The Iowa caucuses undermine a principle that both the Clintonites and the Deaniacs hold dear: democracy. In a primary, you can vote all day; voting takes a couple of minutes; your vote is secret; and if you can't make it to the polls, you can vote absentee. To participate in the Iowa caucuses, by contrast, you must arrive exactly at 6:30 p.m., and there are no absentee ballots. (If you work the night shift, tough luck.) Once there, you must stay for several hours before publicly declaring which candidate you support. Not surprisingly, while more than 70 percent of registered Democrats participated in the New Hampshire primary in 2000 and 2004, a mere 10 to 20 percent participated in the Iowa caucuses.
Please explain to Ackerman and Fishkin how this is not only not a superior form of democracy, but is not democracy. The mind boggles.

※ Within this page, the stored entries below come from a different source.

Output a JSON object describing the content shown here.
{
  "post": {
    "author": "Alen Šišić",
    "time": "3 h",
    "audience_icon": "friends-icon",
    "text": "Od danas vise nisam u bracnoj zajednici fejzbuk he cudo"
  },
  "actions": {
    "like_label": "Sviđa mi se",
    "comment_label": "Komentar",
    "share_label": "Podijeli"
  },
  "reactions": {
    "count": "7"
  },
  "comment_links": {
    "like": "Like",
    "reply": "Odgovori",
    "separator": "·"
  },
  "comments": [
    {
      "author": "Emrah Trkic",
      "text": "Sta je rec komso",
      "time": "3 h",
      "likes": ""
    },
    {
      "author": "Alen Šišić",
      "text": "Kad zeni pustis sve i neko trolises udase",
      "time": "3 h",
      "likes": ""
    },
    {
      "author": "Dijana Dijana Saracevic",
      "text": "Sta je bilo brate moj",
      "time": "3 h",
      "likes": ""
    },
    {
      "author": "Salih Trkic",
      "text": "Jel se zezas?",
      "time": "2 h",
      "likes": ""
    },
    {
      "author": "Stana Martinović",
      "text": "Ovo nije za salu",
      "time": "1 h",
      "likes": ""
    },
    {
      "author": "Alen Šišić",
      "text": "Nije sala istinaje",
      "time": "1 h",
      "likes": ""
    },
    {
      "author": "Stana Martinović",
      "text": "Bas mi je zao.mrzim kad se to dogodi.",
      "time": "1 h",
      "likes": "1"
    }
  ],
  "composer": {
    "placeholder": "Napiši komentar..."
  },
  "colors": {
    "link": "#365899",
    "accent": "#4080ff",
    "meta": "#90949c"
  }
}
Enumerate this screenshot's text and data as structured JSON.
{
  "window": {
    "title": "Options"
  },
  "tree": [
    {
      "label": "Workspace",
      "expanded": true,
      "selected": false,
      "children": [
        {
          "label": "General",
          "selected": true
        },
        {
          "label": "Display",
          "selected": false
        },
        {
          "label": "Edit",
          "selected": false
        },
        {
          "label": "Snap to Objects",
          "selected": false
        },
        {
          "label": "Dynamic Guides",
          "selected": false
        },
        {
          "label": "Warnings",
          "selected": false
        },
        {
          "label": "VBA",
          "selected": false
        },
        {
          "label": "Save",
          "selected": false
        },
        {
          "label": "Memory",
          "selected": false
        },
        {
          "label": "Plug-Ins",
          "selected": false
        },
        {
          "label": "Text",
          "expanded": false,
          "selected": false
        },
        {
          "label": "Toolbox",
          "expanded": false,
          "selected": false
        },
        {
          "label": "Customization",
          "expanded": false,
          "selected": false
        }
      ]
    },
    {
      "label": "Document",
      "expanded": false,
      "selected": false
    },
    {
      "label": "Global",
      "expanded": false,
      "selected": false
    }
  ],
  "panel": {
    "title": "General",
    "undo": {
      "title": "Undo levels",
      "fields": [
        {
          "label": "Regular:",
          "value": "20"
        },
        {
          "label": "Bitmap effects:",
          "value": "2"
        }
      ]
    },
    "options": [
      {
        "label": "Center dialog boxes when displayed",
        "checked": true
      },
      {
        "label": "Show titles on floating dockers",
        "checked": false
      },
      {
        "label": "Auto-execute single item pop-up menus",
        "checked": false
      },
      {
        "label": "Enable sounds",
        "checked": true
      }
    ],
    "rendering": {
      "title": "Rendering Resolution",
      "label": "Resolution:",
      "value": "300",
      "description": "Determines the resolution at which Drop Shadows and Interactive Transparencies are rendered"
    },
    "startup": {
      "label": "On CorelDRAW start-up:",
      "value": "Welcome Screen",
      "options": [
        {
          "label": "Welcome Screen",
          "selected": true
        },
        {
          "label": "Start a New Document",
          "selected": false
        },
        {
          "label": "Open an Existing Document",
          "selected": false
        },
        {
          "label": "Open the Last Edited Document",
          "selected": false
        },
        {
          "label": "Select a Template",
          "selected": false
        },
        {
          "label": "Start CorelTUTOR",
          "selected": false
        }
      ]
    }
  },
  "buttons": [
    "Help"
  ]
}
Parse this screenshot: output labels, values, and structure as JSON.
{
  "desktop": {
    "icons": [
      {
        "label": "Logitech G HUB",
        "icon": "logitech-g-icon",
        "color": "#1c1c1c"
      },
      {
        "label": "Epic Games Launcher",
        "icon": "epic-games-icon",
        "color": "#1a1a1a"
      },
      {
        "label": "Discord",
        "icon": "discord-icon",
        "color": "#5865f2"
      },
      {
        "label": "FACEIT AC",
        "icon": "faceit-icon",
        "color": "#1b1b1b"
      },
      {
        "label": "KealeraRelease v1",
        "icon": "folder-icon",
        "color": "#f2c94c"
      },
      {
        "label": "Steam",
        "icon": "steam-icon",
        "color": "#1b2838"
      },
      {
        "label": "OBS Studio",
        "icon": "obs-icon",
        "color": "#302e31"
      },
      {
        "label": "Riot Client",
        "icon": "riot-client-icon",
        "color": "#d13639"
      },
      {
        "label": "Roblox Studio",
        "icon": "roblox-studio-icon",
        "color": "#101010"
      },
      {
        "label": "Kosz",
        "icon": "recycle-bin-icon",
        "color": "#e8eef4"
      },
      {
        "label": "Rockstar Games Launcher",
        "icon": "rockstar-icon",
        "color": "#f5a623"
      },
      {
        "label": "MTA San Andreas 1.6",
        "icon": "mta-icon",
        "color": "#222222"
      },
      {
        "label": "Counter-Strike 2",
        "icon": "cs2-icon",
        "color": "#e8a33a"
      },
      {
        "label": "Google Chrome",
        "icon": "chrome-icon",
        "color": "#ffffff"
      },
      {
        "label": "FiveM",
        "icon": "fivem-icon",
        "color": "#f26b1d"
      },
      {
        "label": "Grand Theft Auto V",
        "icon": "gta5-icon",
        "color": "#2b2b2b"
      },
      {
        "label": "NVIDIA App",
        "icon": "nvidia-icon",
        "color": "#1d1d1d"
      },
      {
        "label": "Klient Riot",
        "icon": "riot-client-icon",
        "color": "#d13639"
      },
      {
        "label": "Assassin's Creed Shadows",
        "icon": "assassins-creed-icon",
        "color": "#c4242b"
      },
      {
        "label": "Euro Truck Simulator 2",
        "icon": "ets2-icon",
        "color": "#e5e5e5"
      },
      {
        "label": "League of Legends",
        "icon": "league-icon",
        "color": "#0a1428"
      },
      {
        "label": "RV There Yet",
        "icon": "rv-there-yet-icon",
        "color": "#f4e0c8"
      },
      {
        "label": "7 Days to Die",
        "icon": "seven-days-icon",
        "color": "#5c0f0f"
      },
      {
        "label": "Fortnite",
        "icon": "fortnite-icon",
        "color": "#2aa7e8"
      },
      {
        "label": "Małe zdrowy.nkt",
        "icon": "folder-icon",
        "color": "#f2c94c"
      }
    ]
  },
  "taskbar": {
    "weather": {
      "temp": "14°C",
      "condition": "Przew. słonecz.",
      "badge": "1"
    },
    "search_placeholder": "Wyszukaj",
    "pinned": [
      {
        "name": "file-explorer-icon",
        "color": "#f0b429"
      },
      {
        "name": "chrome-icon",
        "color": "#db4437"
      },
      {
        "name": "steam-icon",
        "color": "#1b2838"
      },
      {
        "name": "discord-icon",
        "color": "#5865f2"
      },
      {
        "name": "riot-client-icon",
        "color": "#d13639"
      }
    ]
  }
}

Ahem! More people voting is not more democratic. The Greeks, inventors of democracy, didn't let just anybody vote, now did they? You obviously need to be more motivated than average to participate in a caucus. And people who actually speak on behalf of candidates, sharing their reasons, and listening to others do likewise, are more likely to be well-informed than people who just shamble into the junior high gym and pull a lever. Beinart simply provides democracy-lovers reason to think all states should have caucuses just like the great state of Iowa.